Toutes ces émotions secouent Marcello, il en pleurerait presque quand soudain la voix lui dit :

– « Comment tu t’appelles Monsieur s’il te plait ? Ton prénom, c’est quoi ? »

– « Marcello et vous ? »

– “ Moi c’est Ali. Tout bêtement Ali ! Tu es pas d’ici Marcello ? »

– « Pas tout à fait, je suis né là-bas, en bord de plage, là où y a les cuves maintenant! »

– « Ha bon ?  Y avait que des Italiens là-bas! Tu es Italien ? »

– « Oui, c’était l’origine de ma famille, il y a longtemps. J’ai dû quitter brutalement. J’avais à peine dix ans ! »

– « Ha oui ? Je crois savoir qui tu es ? Tu es photographe ? »

– « Oui. C’est ça. On s’est connu étant jeune ? »

– « Non, non, moi j’ai été planqué par une famille d’ici après l’attentat par le FLN du dépôt de carburant du quartier Mourepiane à Marseille en 58. »

– « Je m’en souviens. C’était l’été, quelques jours après mon anniversaire. »

– « Mais on m’a raconté ton histoire. »

– « Ben vous avez de la chance, car moi je ne sais pas grand-chose ».

– « Faut que tu ailles voir le vieux Benito, là-bas, il sait beaucoup de choses. Dépêche-toi, il est pas en pleine forme ! Il vient plus jusqu’ici, il peine à marcher. On m’a dit qu’il sortait plus jamais de chez lui.»

Marcello est embarrassé. Pour avoir fait quelques recherches, toutes infructueuses, et pour cause, il sait que le sujet de ses parents est un sujet très sensible sur lequel règne une omerta patentée. Même si Ali à l’air d’un chic type, il est sûrement trop tôt dans leurs relations pour se livrer davantage en pleine confiance à quelques confidences.

– « Oui, Merci du conseil.
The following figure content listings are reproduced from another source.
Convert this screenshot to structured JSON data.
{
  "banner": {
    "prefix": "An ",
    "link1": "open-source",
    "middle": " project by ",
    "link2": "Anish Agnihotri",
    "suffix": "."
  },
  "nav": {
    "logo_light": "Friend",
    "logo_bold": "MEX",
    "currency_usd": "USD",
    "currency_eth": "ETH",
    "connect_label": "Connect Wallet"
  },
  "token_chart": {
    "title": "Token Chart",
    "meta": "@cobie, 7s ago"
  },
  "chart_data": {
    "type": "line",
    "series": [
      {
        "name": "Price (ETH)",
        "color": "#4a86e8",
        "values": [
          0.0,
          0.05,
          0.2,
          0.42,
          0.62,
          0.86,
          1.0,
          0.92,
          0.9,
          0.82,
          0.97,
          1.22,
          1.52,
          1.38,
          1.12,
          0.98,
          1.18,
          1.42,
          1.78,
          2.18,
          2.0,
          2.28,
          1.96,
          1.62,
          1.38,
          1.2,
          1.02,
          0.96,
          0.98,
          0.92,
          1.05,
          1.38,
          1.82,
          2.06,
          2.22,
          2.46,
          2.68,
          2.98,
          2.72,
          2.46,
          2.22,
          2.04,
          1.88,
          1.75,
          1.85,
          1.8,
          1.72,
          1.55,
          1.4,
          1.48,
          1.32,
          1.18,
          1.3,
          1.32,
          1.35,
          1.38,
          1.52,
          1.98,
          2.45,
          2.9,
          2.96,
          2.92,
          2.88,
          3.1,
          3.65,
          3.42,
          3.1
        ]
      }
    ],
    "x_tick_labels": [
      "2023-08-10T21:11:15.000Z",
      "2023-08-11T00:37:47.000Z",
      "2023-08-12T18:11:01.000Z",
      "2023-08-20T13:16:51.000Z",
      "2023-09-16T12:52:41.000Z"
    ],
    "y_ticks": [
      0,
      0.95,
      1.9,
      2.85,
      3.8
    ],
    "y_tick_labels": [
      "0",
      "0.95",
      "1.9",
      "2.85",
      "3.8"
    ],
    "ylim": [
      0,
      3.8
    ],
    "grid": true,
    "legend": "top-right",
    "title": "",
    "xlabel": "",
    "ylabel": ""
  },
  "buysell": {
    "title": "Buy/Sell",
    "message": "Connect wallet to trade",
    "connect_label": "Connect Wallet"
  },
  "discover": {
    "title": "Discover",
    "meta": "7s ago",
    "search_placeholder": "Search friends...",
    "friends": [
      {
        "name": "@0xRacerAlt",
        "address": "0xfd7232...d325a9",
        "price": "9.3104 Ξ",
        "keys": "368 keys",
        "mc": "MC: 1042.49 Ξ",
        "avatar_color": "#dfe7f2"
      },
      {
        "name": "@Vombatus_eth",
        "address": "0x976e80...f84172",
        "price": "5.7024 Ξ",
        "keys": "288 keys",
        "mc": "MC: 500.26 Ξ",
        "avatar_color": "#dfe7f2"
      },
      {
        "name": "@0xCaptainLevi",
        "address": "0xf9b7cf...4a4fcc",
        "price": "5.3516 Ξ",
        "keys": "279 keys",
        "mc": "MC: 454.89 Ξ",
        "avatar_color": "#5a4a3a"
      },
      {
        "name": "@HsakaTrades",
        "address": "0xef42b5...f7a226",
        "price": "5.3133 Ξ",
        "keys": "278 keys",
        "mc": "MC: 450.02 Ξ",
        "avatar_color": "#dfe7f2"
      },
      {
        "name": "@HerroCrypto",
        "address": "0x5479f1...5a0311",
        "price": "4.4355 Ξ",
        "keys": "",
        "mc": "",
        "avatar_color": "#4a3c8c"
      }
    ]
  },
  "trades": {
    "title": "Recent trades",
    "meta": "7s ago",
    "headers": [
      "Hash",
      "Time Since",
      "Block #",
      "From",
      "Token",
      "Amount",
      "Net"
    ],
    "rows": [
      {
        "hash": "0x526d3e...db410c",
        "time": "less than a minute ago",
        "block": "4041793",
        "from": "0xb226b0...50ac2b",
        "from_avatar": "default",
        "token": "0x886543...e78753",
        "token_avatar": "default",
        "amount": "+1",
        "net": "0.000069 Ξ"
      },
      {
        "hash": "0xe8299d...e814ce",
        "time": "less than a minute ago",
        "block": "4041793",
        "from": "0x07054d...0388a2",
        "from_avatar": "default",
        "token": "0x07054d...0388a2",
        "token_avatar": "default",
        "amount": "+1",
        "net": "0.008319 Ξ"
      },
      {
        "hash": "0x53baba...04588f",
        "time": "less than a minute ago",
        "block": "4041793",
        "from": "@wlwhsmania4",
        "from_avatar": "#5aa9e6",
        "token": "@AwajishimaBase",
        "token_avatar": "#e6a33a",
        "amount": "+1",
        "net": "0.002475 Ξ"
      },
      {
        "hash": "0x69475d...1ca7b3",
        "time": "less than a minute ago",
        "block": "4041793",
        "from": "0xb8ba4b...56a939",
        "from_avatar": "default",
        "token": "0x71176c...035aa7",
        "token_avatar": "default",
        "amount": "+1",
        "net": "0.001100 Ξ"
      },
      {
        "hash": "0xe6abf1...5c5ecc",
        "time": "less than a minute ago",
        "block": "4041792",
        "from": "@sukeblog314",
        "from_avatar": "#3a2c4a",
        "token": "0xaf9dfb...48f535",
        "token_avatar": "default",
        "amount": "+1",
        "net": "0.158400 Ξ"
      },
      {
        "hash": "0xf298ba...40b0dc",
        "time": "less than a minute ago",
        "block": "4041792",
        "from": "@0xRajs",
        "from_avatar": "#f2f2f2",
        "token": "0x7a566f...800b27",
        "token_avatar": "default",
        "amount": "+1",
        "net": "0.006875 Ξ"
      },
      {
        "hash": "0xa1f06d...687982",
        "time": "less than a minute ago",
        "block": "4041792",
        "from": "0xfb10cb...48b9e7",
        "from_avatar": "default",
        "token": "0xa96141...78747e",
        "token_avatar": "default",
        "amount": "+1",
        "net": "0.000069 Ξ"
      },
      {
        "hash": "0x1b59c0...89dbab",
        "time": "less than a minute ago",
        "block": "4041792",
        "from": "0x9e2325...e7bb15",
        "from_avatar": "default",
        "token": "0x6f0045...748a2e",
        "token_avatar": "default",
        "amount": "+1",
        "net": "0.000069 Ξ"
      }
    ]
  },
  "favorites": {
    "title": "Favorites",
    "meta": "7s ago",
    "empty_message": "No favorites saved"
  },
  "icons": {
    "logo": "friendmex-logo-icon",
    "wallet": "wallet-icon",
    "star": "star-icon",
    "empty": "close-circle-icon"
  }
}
Monsieur Ali, je suis ravi d’avoir fait votre connaissance, mais il est déjà 7 h 00 et je dois filer. Combien je vous dois ? »

–  “ Deux cafés, deux euros, un croissant, un euro, ca fait donc trois euros, s’il te plait Marcello. »

-« Merci pour votre accueil et ses délicieuses pâtisseries, je reviendrais volontiers vous voir »

–  “ Pas de problème mon ami, matin, midi, soir, boire le thé, le café, manger le couscous, le tajine, discuter, jouer aux dés, tu viens quand tu veux, pas besoin de réserver sur internet. Si c’est fermé c’est que je suis mort ! »

Les deux hommes se serrent chaleureusement la main puis terminent par une accolade.

Marcello ragaillardi prend le chemin de l’hôtel. Il doit se préparer, il a promis croissants et pain frais à Benito pour 10 h.